Beijing, China (4E) – China said its retail sales and industrial output growth for November badly missed their targets, confirming that China’s economy continues to slow down amid Trump’s trade war.

China’s National Bureau of Statistics (NBS) reported that industrial output grew 5.4 percent year-on-year, the slowest pace in almost three years. This growth was also lower than the 5.9 percent analysts had predicted.

On the other hand, retail sales rose 8.1 percent, which is the weakest pace since 2003. This pace is also lower than the 8.8 percent analysts expected. November retail sales growth was down from 8.6 percent in October.

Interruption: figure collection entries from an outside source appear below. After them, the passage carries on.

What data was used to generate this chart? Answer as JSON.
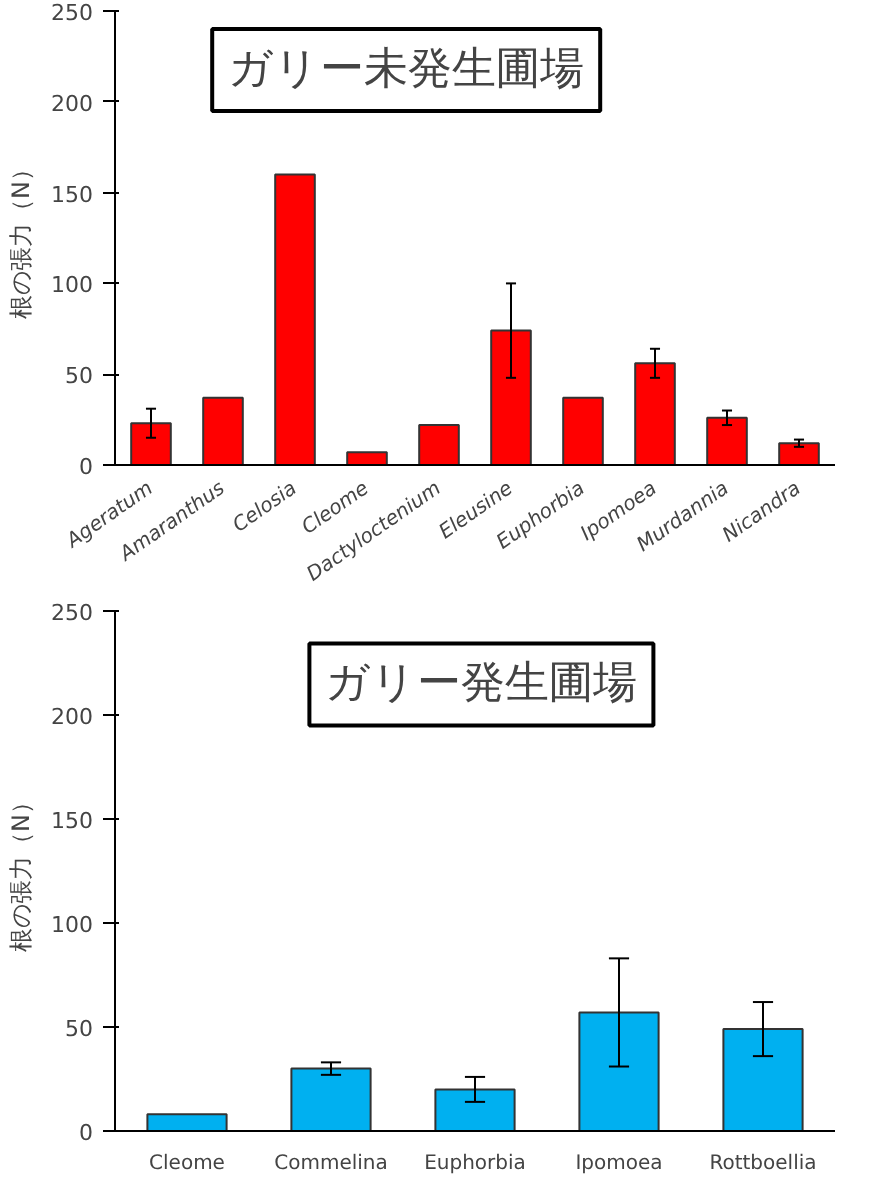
{
  "chart_data": [
    {
      "type": "bar",
      "title": "ガリー未発生圃場",
      "ylabel": "根の張力（N）",
      "categories": [
        "Ageratum",
        "Amaranthus",
        "Celosia",
        "Cleome",
        "Dactyloctenium",
        "Eleusine",
        "Euphorbia",
        "Ipomoea",
        "Murdannia",
        "Nicandra"
      ],
      "values": [
        23,
        37,
        160,
        7,
        22,
        74,
        37,
        56,
        26,
        12
      ],
      "errors": [
        8,
        null,
        null,
        null,
        null,
        26,
        null,
        8,
        4,
        2
      ],
      "color": "#ff0000",
      "ylim": [
        0,
        250
      ],
      "yticks": [
        0,
        50,
        100,
        150,
        200,
        250
      ],
      "grid": false
    },
    {
      "type": "bar",
      "title": "ガリー発生圃場",
      "ylabel": "根の張力（N）",
      "categories": [
        "Cleome",
        "Commelina",
        "Euphorbia",
        "Ipomoea",
        "Rottboellia"
      ],
      "values": [
        8,
        30,
        20,
        57,
        49
      ],
      "errors": [
        null,
        3,
        6,
        26,
        13
      ],
      "color": "#00b0f0",
      "ylim": [
        0,
        250
      ],
      "yticks": [
        0,
        50,
        100,
        150,
        200,
        250
      ],
      "grid": false
    }
  ]
}
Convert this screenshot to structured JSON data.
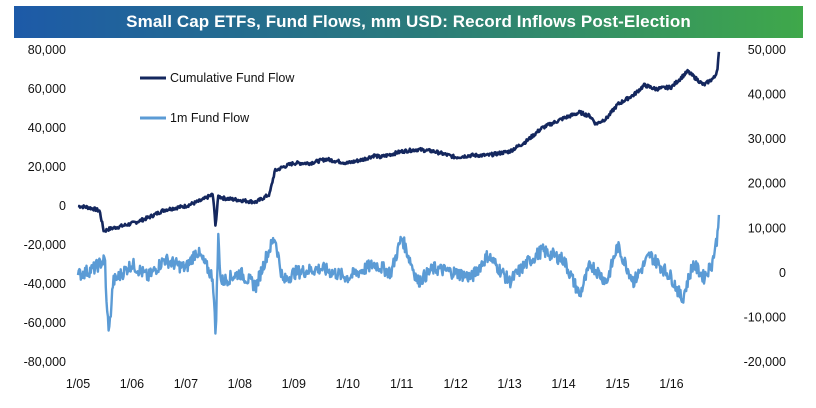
{
  "chart_data": {
    "type": "line",
    "title": "Small Cap ETFs, Fund Flows, mm USD: Record Inflows Post-Election",
    "x_tick_labels": [
      "1/05",
      "1/06",
      "1/07",
      "1/08",
      "1/09",
      "1/10",
      "1/11",
      "1/12",
      "1/13",
      "1/14",
      "1/15",
      "1/16"
    ],
    "y_left": {
      "ticks": [
        80000,
        60000,
        40000,
        20000,
        0,
        -20000,
        -40000,
        -60000,
        -80000
      ],
      "tick_labels": [
        "80,000",
        "60,000",
        "40,000",
        "20,000",
        "0",
        "-20,000",
        "-40,000",
        "-60,000",
        "-80,000"
      ],
      "range": [
        -80000,
        80000
      ]
    },
    "y_right": {
      "ticks": [
        50000,
        40000,
        30000,
        20000,
        10000,
        0,
        -10000,
        -20000
      ],
      "tick_labels": [
        "50,000",
        "40,000",
        "30,000",
        "20,000",
        "10,000",
        "0",
        "-10,000",
        "-20,000"
      ],
      "range": [
        -20000,
        50000
      ]
    },
    "legend": [
      {
        "label": "Cumulative Fund Flow",
        "color": "#14275e"
      },
      {
        "label": "1m Fund Flow",
        "color": "#5b9bd5"
      }
    ],
    "legend_position": "top-left",
    "grid": false,
    "series": [
      {
        "name": "Cumulative Fund Flow",
        "axis": "left",
        "color": "#14275e",
        "x": [
          2005.0,
          2005.15,
          2005.3,
          2005.4,
          2005.48,
          2005.55,
          2005.7,
          2006.0,
          2006.3,
          2006.6,
          2007.0,
          2007.3,
          2007.5,
          2007.55,
          2007.6,
          2007.7,
          2008.0,
          2008.3,
          2008.55,
          2008.65,
          2008.8,
          2009.0,
          2009.3,
          2009.6,
          2010.0,
          2010.3,
          2010.5,
          2010.6,
          2011.0,
          2011.3,
          2011.6,
          2012.0,
          2012.3,
          2012.6,
          2013.0,
          2013.3,
          2013.6,
          2014.0,
          2014.3,
          2014.5,
          2014.6,
          2014.8,
          2015.0,
          2015.3,
          2015.5,
          2015.7,
          2016.0,
          2016.3,
          2016.6,
          2016.8,
          2016.85,
          2016.88
        ],
        "values": [
          0,
          -500,
          -1500,
          -2500,
          -13000,
          -12000,
          -11000,
          -9000,
          -6000,
          -2000,
          0,
          3000,
          6000,
          -10000,
          5000,
          4000,
          3000,
          2000,
          6000,
          18000,
          20000,
          22000,
          22000,
          24000,
          22000,
          24000,
          26000,
          25000,
          28000,
          29000,
          28000,
          25000,
          26000,
          26000,
          28000,
          33000,
          40000,
          45000,
          48000,
          46000,
          42000,
          45000,
          52000,
          57000,
          62000,
          60000,
          61000,
          69000,
          62000,
          66000,
          70000,
          79000
        ]
      },
      {
        "name": "1m Fund Flow",
        "axis": "right",
        "color": "#5b9bd5",
        "x": [
          2005.0,
          2005.3,
          2005.5,
          2005.53,
          2005.58,
          2005.65,
          2006.0,
          2006.3,
          2006.6,
          2007.0,
          2007.2,
          2007.5,
          2007.55,
          2007.6,
          2007.65,
          2008.0,
          2008.3,
          2008.5,
          2008.65,
          2008.8,
          2009.0,
          2009.5,
          2010.0,
          2010.5,
          2010.8,
          2011.0,
          2011.3,
          2011.6,
          2012.0,
          2012.3,
          2012.6,
          2013.0,
          2013.3,
          2013.6,
          2014.0,
          2014.3,
          2014.5,
          2014.8,
          2015.0,
          2015.3,
          2015.6,
          2016.0,
          2016.2,
          2016.4,
          2016.6,
          2016.75,
          2016.85,
          2016.88
        ],
        "values": [
          -500,
          1000,
          3000,
          -8000,
          -13000,
          -2000,
          2000,
          -1000,
          3000,
          1000,
          5000,
          -1000,
          -14000,
          8000,
          -2000,
          0,
          -3000,
          4000,
          8000,
          -2000,
          0,
          1000,
          -1000,
          2000,
          0,
          8000,
          -2000,
          1000,
          0,
          -1000,
          4000,
          -2000,
          2000,
          5000,
          3000,
          -5000,
          2000,
          -2000,
          6000,
          -2000,
          4000,
          -1000,
          -6000,
          2000,
          -1000,
          2000,
          8000,
          13000
        ]
      }
    ]
  }
}
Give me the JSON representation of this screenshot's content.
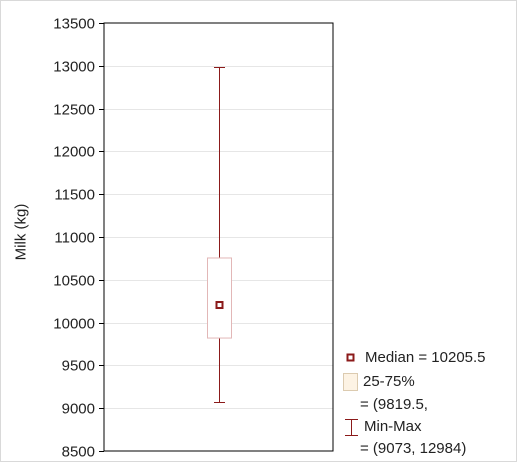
{
  "chart_data": {
    "type": "box",
    "title": "",
    "xlabel": "",
    "ylabel": "Milk (kg)",
    "ylim": [
      8500,
      13500
    ],
    "yticks": [
      8500,
      9000,
      9500,
      10000,
      10500,
      11000,
      11500,
      12000,
      12500,
      13000,
      13500
    ],
    "grid": true,
    "series": [
      {
        "min": 9073,
        "q1": 9819.5,
        "median": 10205.5,
        "q3": 10755,
        "max": 12984
      }
    ],
    "colors": {
      "whisker": "#8b1a1a",
      "box_border": "#e2b7b7",
      "box_fill": "#ffffff",
      "median_marker": "#8b1a1a",
      "grid": "#e6e6e6",
      "axis": "#000000"
    },
    "legend": {
      "placement": "bottom-right",
      "median_label": "Median = 10205.5",
      "iqr_label_1": "25-75%",
      "iqr_label_2": "= (9819.5,",
      "range_label_1": "Min-Max",
      "range_label_2": "= (9073, 12984)"
    }
  }
}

Fixed asset investment rose 5.9 percent from January to November, marginally higher than the 5.8 percent forecast by economists. FAI rose 5.7 percent from January to October.

Despite Trump’s trade war, data from China unexpectedly shows its economy on the upside for much of 2018. Manufacturing benefited from front-loading, or rushing to ship as much goods as possible, before tariff deadlines hit on Jan. 1, 2019.

The weaker Chinese data in November shows the positive impact of front-loading is beginning to vanish and that downward pressure on the Chinese economy is increasing, said RBC Capital Markets in Hong Kong. Industrial output and retail sales data released on Friday were ugly, said the firm.

NBS said after the release of the data that the impact from bilateral trade tensions with the U.S. was not yet obvious. So, the worst is yet to come and policymakers will be very worried, particularly with consumption growth falling off a cliff.